The level of poverty is closely tied to government spending in Russia, as those most vulnerable are employed by the state in the low-paying health and education sectors or in other bureaucratic positions. Pensioners also fall into this category.
The amount of state expenditure on salaries and pensions is crucial to any further reductions in the poverty level, said Vladimir Tikhonov, chief economist at Otkritie brokerage in Moscow.
“[But] now they have a policy where they want to balance the budget,” he said. “Going forward, we are not likely to see a decrease in the poverty level.”
The World Bank predicts that Russia’s poverty rates will remain stable, or may see a slight decline, in 2012 and 2013.
These projections are based on an assumption of only modest income growth, a static unemployment rate, the disproportionate effect of food inflation on the very poor and the entrenched nature of poverty in specific regions and among specific social groups, according to Victor Sulla, an economist at the World Bank in Washington.
While incomes are notoriously difficult to assess accurately because of tax avoidance, poverty is particularly concentrated in rural populations and among the unemployed, families with children and those with a lower level of education.
There is also significant geographical variability. The North Caucasian republic of Ingushetia traditionally has the country’s highest percentage of people below the subsistence minimum, 36.2 percent in 2009, followed by the Altai region.
Of Russia’s 83 regions, 58 have poverty rates in excess of the national average, according to a report published by the Organization for Cooperation and Security in Europe in March this year.
It is highly unlikely that the government would voluntarily curtail social spending, as this would force more people into penury and increase the likelihood of popular unrest.
In the face of an external shock, however, the government may not have a choice. A global crisis and a collapse in oil prices, triggered by an event such as the disintegration of the eurozone, would place severe stress on a budget that is heavily dependent on energy export revenues.
“Any major downward move in the price of commodities is bound to create macroeconomic problems, a rise in social tension and an increase in poverty,” Tikhonov said.
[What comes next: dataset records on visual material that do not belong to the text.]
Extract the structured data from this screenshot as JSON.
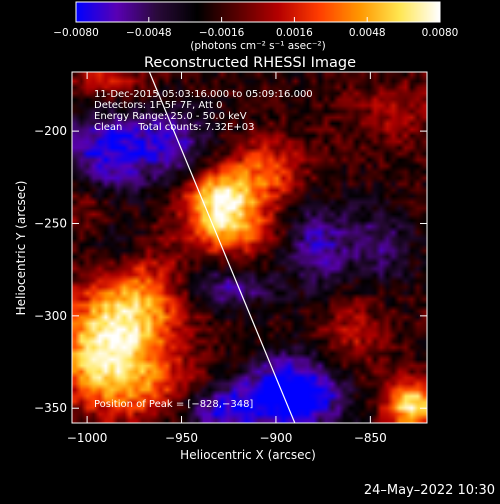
{
  "chart_data": {
    "type": "heatmap",
    "title": "Reconstructed RHESSI Image",
    "xlabel": "Heliocentric X (arcsec)",
    "ylabel": "Heliocentric Y (arcsec)",
    "xlim": [
      -1008,
      -820
    ],
    "ylim": [
      -358,
      -168
    ],
    "x_ticks": [
      -1000,
      -950,
      -900,
      -850
    ],
    "x_tick_labels": [
      "−1000",
      "−950",
      "−900",
      "−850"
    ],
    "y_ticks": [
      -200,
      -250,
      -300,
      -350
    ],
    "y_tick_labels": [
      "−200",
      "−250",
      "−300",
      "−350"
    ],
    "colorbar": {
      "range": [
        -0.008,
        0.008
      ],
      "ticks": [
        -0.008,
        -0.0048,
        -0.0016,
        0.0016,
        0.0048,
        0.008
      ],
      "tick_labels": [
        "−0.0080",
        "−0.0048",
        "−0.0016",
        "0.0016",
        "0.0048",
        "0.0080"
      ],
      "units_label": "(photons cm⁻² s⁻¹ asec⁻²)",
      "colors": [
        "#0000ff",
        "#5a00b4",
        "#2a0a3a",
        "#000000",
        "#5a0000",
        "#b40000",
        "#ff3c00",
        "#ff9600",
        "#ffe650",
        "#ffffff"
      ]
    },
    "annotations": [
      "11-Dec-2015 05:03:16.000 to 05:09:16.000",
      "Detectors: 1F 5F 7F, Att 0",
      "Energy Range: 25.0 - 50.0 keV",
      "Clean     Total counts: 7.32E+03"
    ],
    "peak_label": "Position of Peak = [−828,−348]",
    "peak": [
      -828,
      -348
    ],
    "limb_line": [
      [
        -967,
        -168
      ],
      [
        -890,
        -358
      ]
    ],
    "background_level": -0.0018,
    "sources": [
      {
        "x": -929,
        "y": -236,
        "amp": 0.0085,
        "sx": 13,
        "sy": 10
      },
      {
        "x": -925,
        "y": -254,
        "amp": 0.0058,
        "sx": 16,
        "sy": 9
      },
      {
        "x": -905,
        "y": -222,
        "amp": 0.0045,
        "sx": 15,
        "sy": 12
      },
      {
        "x": -975,
        "y": -298,
        "amp": 0.007,
        "sx": 18,
        "sy": 22
      },
      {
        "x": -995,
        "y": -320,
        "amp": 0.0065,
        "sx": 16,
        "sy": 18
      },
      {
        "x": -968,
        "y": -340,
        "amp": 0.004,
        "sx": 22,
        "sy": 12
      },
      {
        "x": -828,
        "y": -348,
        "amp": 0.0088,
        "sx": 10,
        "sy": 9
      },
      {
        "x": -860,
        "y": -310,
        "amp": 0.0028,
        "sx": 12,
        "sy": 16
      },
      {
        "x": -836,
        "y": -190,
        "amp": 0.0022,
        "sx": 18,
        "sy": 12
      },
      {
        "x": -990,
        "y": -172,
        "amp": 0.0032,
        "sx": 16,
        "sy": 10
      },
      {
        "x": -1000,
        "y": -240,
        "amp": 0.0025,
        "sx": 12,
        "sy": 14
      },
      {
        "x": -990,
        "y": -212,
        "amp": -0.006,
        "sx": 16,
        "sy": 18
      },
      {
        "x": -955,
        "y": -206,
        "amp": -0.0045,
        "sx": 14,
        "sy": 14
      },
      {
        "x": -985,
        "y": -262,
        "amp": -0.003,
        "sx": 12,
        "sy": 10
      },
      {
        "x": -890,
        "y": -342,
        "amp": -0.0085,
        "sx": 18,
        "sy": 14
      },
      {
        "x": -930,
        "y": -350,
        "amp": -0.0055,
        "sx": 16,
        "sy": 10
      },
      {
        "x": -878,
        "y": -262,
        "amp": -0.0045,
        "sx": 12,
        "sy": 18
      },
      {
        "x": -845,
        "y": -262,
        "amp": -0.0035,
        "sx": 12,
        "sy": 16
      },
      {
        "x": -925,
        "y": -285,
        "amp": -0.004,
        "sx": 16,
        "sy": 8
      }
    ]
  },
  "footer_timestamp": "24–May–2022 10:30"
}
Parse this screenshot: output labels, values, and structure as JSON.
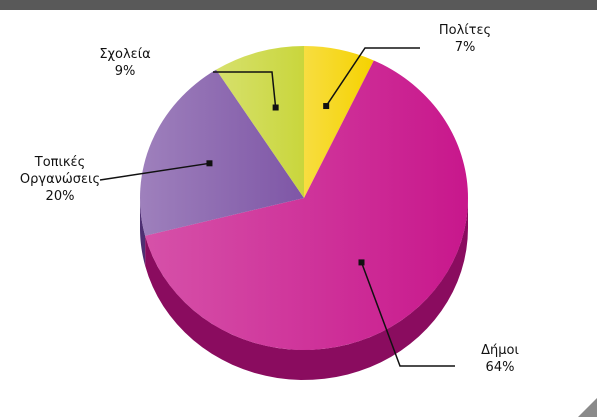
{
  "chart_data": {
    "type": "pie",
    "categories": [
      "Πολίτες",
      "Δήμοι",
      "Τοπικές Οργανώσεις",
      "Σχολεία"
    ],
    "values": [
      7,
      64,
      20,
      9
    ],
    "value_labels": [
      "7%",
      "64%",
      "20%",
      "9%"
    ],
    "colors": [
      "#f5d200",
      "#c8178c",
      "#7e56a6",
      "#c9d63c"
    ],
    "side_colors": [
      "#c9a000",
      "#8a0c5f",
      "#4e2f72",
      "#8e9a20"
    ]
  }
}
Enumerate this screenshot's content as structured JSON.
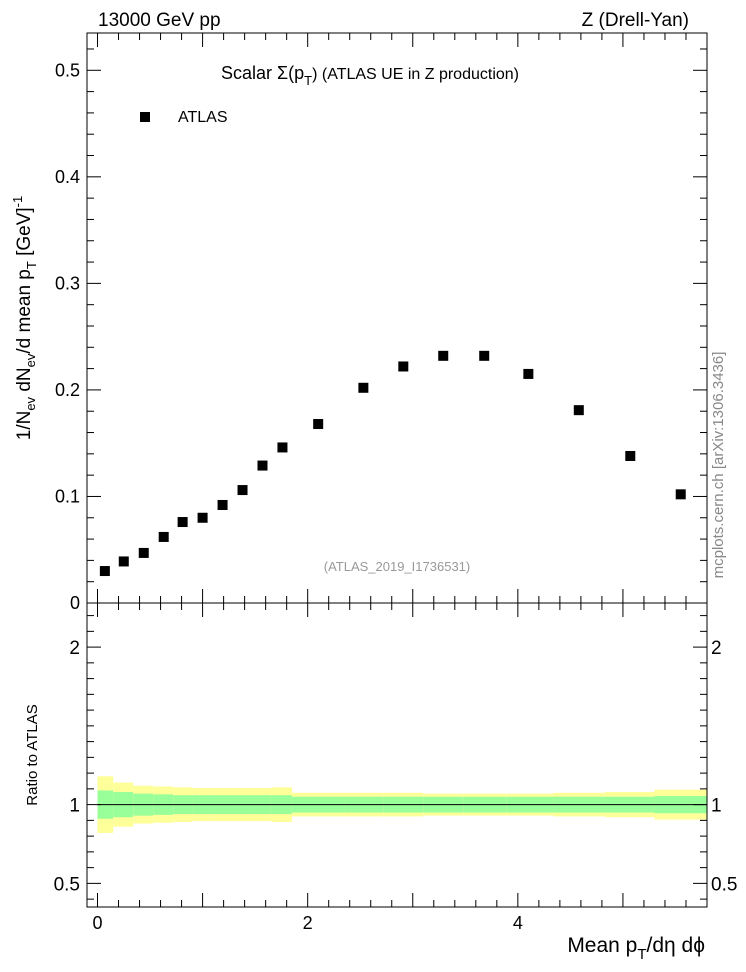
{
  "header": {
    "left": "13000 GeV pp",
    "right": "Z (Drell-Yan)"
  },
  "side_label": "mcplots.cern.ch [arXiv:1306.3436]",
  "chart_data": [
    {
      "type": "scatter",
      "title_main": "Scalar Σ(p",
      "title_sub": "T",
      "title_tail": ") (ATLAS UE in Z production)",
      "legend": {
        "label": "ATLAS",
        "position": "top-left"
      },
      "watermark": "(ATLAS_2019_I1736531)",
      "ylabel": "1/N_ev dN_ev/d mean p_T [GeV]^-1",
      "ylabel_parts": {
        "a": "1/N",
        "b": "ev",
        "c": " dN",
        "d": "ev",
        "e": "/d mean p",
        "f": "T",
        "g": " [GeV]",
        "h": "-1"
      },
      "xlim": [
        -0.1,
        5.8
      ],
      "ylim": [
        0,
        0.535
      ],
      "yticks": [
        {
          "value": 0,
          "label": "0"
        },
        {
          "value": 0.1,
          "label": "0.1"
        },
        {
          "value": 0.2,
          "label": "0.2"
        },
        {
          "value": 0.3,
          "label": "0.3"
        },
        {
          "value": 0.4,
          "label": "0.4"
        },
        {
          "value": 0.5,
          "label": "0.5"
        }
      ],
      "series": [
        {
          "name": "ATLAS",
          "x": [
            0.07,
            0.25,
            0.44,
            0.63,
            0.81,
            1.0,
            1.19,
            1.38,
            1.57,
            1.76,
            2.1,
            2.53,
            2.91,
            3.29,
            3.68,
            4.1,
            4.58,
            5.07,
            5.55
          ],
          "y": [
            0.03,
            0.039,
            0.047,
            0.062,
            0.076,
            0.08,
            0.092,
            0.106,
            0.129,
            0.146,
            0.168,
            0.202,
            0.222,
            0.232,
            0.232,
            0.215,
            0.181,
            0.138,
            0.102
          ]
        }
      ]
    },
    {
      "type": "area",
      "ylabel": "Ratio to ATLAS",
      "xlabel_parts": {
        "a": "Mean p",
        "b": "T",
        "c": "/dη dϕ"
      },
      "xlim": [
        -0.1,
        5.8
      ],
      "ylim": [
        0.35,
        2.28
      ],
      "xticks": [
        {
          "value": 0,
          "label": "0"
        },
        {
          "value": 2,
          "label": "2"
        },
        {
          "value": 4,
          "label": "4"
        }
      ],
      "yticks": [
        {
          "value": 0.5,
          "label": "0.5"
        },
        {
          "value": 1,
          "label": "1"
        },
        {
          "value": 2,
          "label": "2"
        }
      ],
      "bands": {
        "edges": [
          0,
          0.15,
          0.34,
          0.53,
          0.72,
          0.9,
          1.09,
          1.28,
          1.47,
          1.66,
          1.85,
          2.35,
          2.72,
          3.1,
          3.48,
          3.89,
          4.34,
          4.83,
          5.3,
          5.8
        ],
        "inner": [
          0.09,
          0.08,
          0.07,
          0.065,
          0.06,
          0.06,
          0.06,
          0.06,
          0.06,
          0.06,
          0.05,
          0.05,
          0.05,
          0.05,
          0.05,
          0.05,
          0.05,
          0.05,
          0.055
        ],
        "outer": [
          0.18,
          0.14,
          0.12,
          0.115,
          0.11,
          0.105,
          0.105,
          0.105,
          0.105,
          0.11,
          0.075,
          0.075,
          0.075,
          0.07,
          0.07,
          0.07,
          0.075,
          0.08,
          0.095
        ],
        "inner_color": "#99ff99",
        "outer_color": "#ffff99"
      },
      "reference_line": 1
    }
  ]
}
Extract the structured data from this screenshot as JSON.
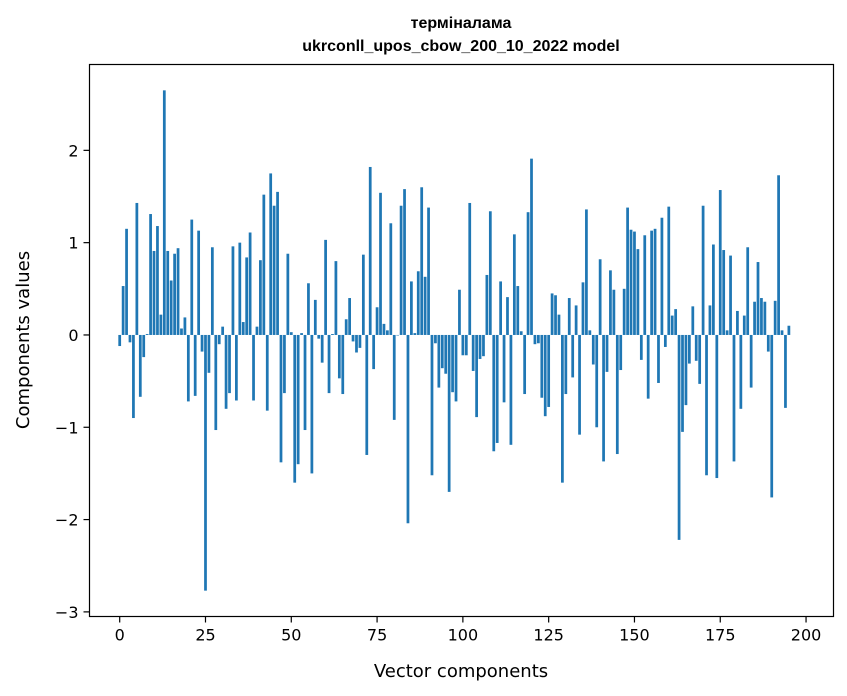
{
  "chart_data": {
    "type": "bar",
    "title_line1": "терміналама",
    "title_line2": "ukrconll_upos_cbow_200_10_2022 model",
    "xlabel": "Vector components",
    "ylabel": "Components values",
    "xlim": [
      -8.8,
      208
    ],
    "ylim": [
      -3.05,
      2.93
    ],
    "x_ticks": [
      0,
      25,
      50,
      75,
      100,
      125,
      150,
      175,
      200
    ],
    "y_ticks": [
      -3,
      -2,
      -1,
      0,
      1,
      2
    ],
    "y_tick_labels": [
      "−3",
      "−2",
      "−1",
      "0",
      "1",
      "2"
    ],
    "bar_color": "#1f77b4",
    "grid": false,
    "legend": "none",
    "values": [
      -0.12,
      0.53,
      1.15,
      -0.08,
      -0.9,
      1.43,
      -0.67,
      -0.24,
      0.01,
      1.31,
      0.91,
      1.18,
      0.22,
      2.65,
      0.91,
      0.59,
      0.88,
      0.94,
      0.07,
      0.19,
      -0.72,
      1.25,
      -0.66,
      1.13,
      -0.18,
      -2.77,
      -0.41,
      0.95,
      -1.03,
      -0.1,
      0.09,
      -0.8,
      -0.63,
      0.96,
      -0.71,
      1.0,
      0.14,
      0.84,
      1.11,
      -0.71,
      0.09,
      0.81,
      1.52,
      -0.82,
      1.75,
      1.4,
      1.55,
      -1.38,
      -0.63,
      0.88,
      0.03,
      -1.6,
      -1.4,
      0.02,
      -1.03,
      0.56,
      -1.5,
      0.38,
      -0.04,
      -0.3,
      1.03,
      -0.63,
      0.01,
      0.8,
      -0.47,
      -0.64,
      0.17,
      0.4,
      -0.07,
      -0.19,
      -0.14,
      0.87,
      -1.3,
      1.82,
      -0.37,
      0.3,
      1.54,
      0.12,
      0.05,
      1.21,
      -0.92,
      0.0,
      1.4,
      1.58,
      -2.04,
      0.58,
      0.02,
      0.69,
      1.6,
      0.63,
      1.38,
      -1.52,
      -0.09,
      -0.57,
      -0.36,
      -0.42,
      -1.7,
      -0.62,
      -0.72,
      0.49,
      -0.22,
      -0.22,
      1.43,
      -0.39,
      -0.89,
      -0.26,
      -0.23,
      0.65,
      1.34,
      -1.26,
      -1.17,
      0.58,
      -0.73,
      0.41,
      -1.19,
      1.09,
      0.53,
      0.04,
      -0.64,
      1.33,
      1.91,
      -0.1,
      -0.09,
      -0.68,
      -0.88,
      -0.78,
      0.45,
      0.43,
      0.22,
      -1.6,
      -0.64,
      0.4,
      -0.46,
      0.32,
      -1.08,
      0.57,
      1.36,
      0.05,
      -0.32,
      -1.0,
      0.82,
      -1.37,
      -0.4,
      0.7,
      0.49,
      -1.29,
      -0.38,
      0.5,
      1.38,
      1.14,
      1.12,
      0.93,
      -0.27,
      1.08,
      -0.69,
      1.13,
      1.15,
      -0.52,
      1.27,
      -0.13,
      1.39,
      0.21,
      0.28,
      -2.22,
      -1.05,
      -0.76,
      -0.31,
      0.31,
      -0.28,
      -0.53,
      1.4,
      -1.52,
      0.32,
      0.98,
      -1.55,
      1.57,
      0.92,
      0.05,
      0.86,
      -1.37,
      0.26,
      -0.8,
      0.21,
      0.95,
      -0.57,
      0.36,
      0.79,
      0.4,
      0.36,
      -0.18,
      -1.76,
      0.37,
      1.73,
      0.05,
      -0.79,
      0.1
    ]
  }
}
The government’s reliance on commodity exports has grown in recent years. The “break-even” oil price at which the budget is balanced has risen steadily since 2007, when it was $23 a barrel, to reach $115 a barrel last year.
“For some categories of people … it is true that state spending brings [them] above the poverty line,” said Ksenia Udayeva, chief economist at Sberbank, who was recently appointed to head the Kremlin’s expert commission advising the president.
“So if we observe a certain type of public spending, you will see people becoming poorer,” she said.
There are those, however, who see the debate about how many people are on one side of a subsistence minimum determined by federal and regional government as somewhat irrelevant.
Even in the face of a sputtering national economy or international financial problems, experts stress that one way of tackling poverty would be more flexible policies targeted at the very poor instead of hiking salaries or pensions across the board.
Means testing, in which a person’s specific financial situation is assessed on an individual basis to determine the necessary social support, is one possible example of such an approach, Udayeva said.
The subsistence minimum used as the determinant of poverty is regulated by the Labor and Social Services Ministry and represents the supposed cost of meeting essential physical and cultural needs. Taking into account inflation, it is defined on a quarterly basis.
“The subsistence minimum is not designed for people to live off of, but for the state to manipulate figures,” said Vyacheslav Ipatov, a local Duma deputy for the Communist Party in the town of Votkinsk in the Udmurtia republic, who took part in a stunt in which local politicians lived on the official subsistence wage for a month.
He lost almost 5 kilograms during the experiment in April, which permitted him to spend just 5,663 rubles, the local subsistence minimum.
A more viable amount would be closer to 20,000 rubles, Ipatov said, adding that he managed only by eating at friends’ houses and taking food from his grandmother’s vegetable garden.
“It’s not enough to live, but to survive,” he said.